I am trying to estimate the posterior for hyperparameters of a covariance function. Here is a Kruschke diagram of my model.

I am looking for speedups preferably using NUTS as it seems to sample the hyperparameters better. Although, Metropolis is ~100x faster for a given sample (although, not for a given effective sample!). I am using a non centered parameterization. But am using the generic inference button. Any hints, tips or tricks to speed this up?

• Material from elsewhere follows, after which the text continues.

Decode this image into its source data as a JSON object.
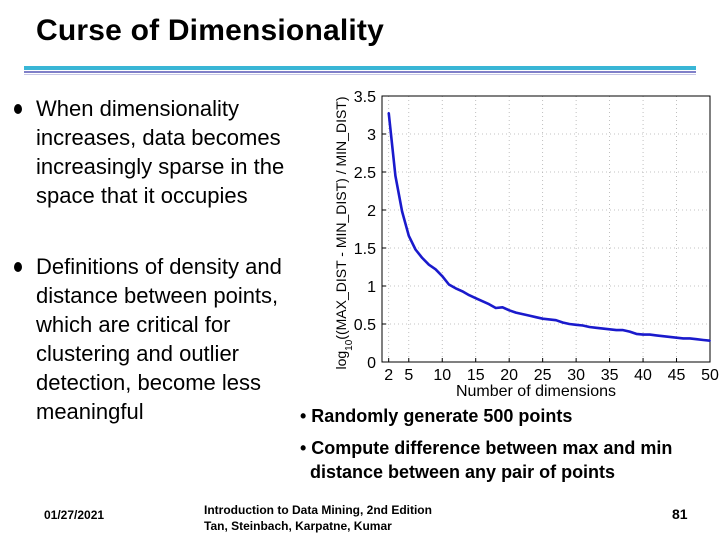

Here is my model code:

Blockquote

with pm.Model() as GP_uncentered:

# uncentered version:

#to sample from MvN(0,K) multiply L z where LL^T = K

# and z = N(0,1) the scale parameter of in this case the normal dist

```
# ============== kernel ===============
sigma_sq = 1 # pm.Gamma('sigma_sq', 5,10) # sets maximum covariance ij
lsq = 1e4 #pm.Gamma('lsq', alpha = 5, beta=7e-5)
sigma_n = .01
Kij = simga_sq*(np.exp(-Dmatsq/lsq)+np.diag([sigma_n]*N))
# ========== kernel informing prior slope covariance ========
z = pm.Normal('z', 0., 1., shape=Num_farms) # scale parameter
b = pm.Deterministic('w', tt.dot(tt.slinalg.cholesky(Kij), z)) # prior slope
a = pm.Normal('a', 0, .3, shape=Num_farms) # prior intercep
# ========== Linear Model ===============
u = pm.Deterministic('mu',a[zero_farm_idx] + b[idx]*X
#============ Likelihood ==============
sigma = pm.Gamma('sigma',5,10)
y = pm.Normal('y', mu=u, sd=sigma, observed=Y)
# ============ sample =================
#trace = pm.sample(500,tune=500,chains=2)
```

Matrix inversions scale O(n3). So this is likely a significant portion of the time spent sampling. However, the MH algorithm is ~100x faster. Is this evidence the gradient calculations necessary for HMC are slowing down NUTS by about a 100x factor? Any advice?

-I am not getting divergent transition warnings.

-N_eff is fairly high for hyperparms with NUTS (about half-a third of samples).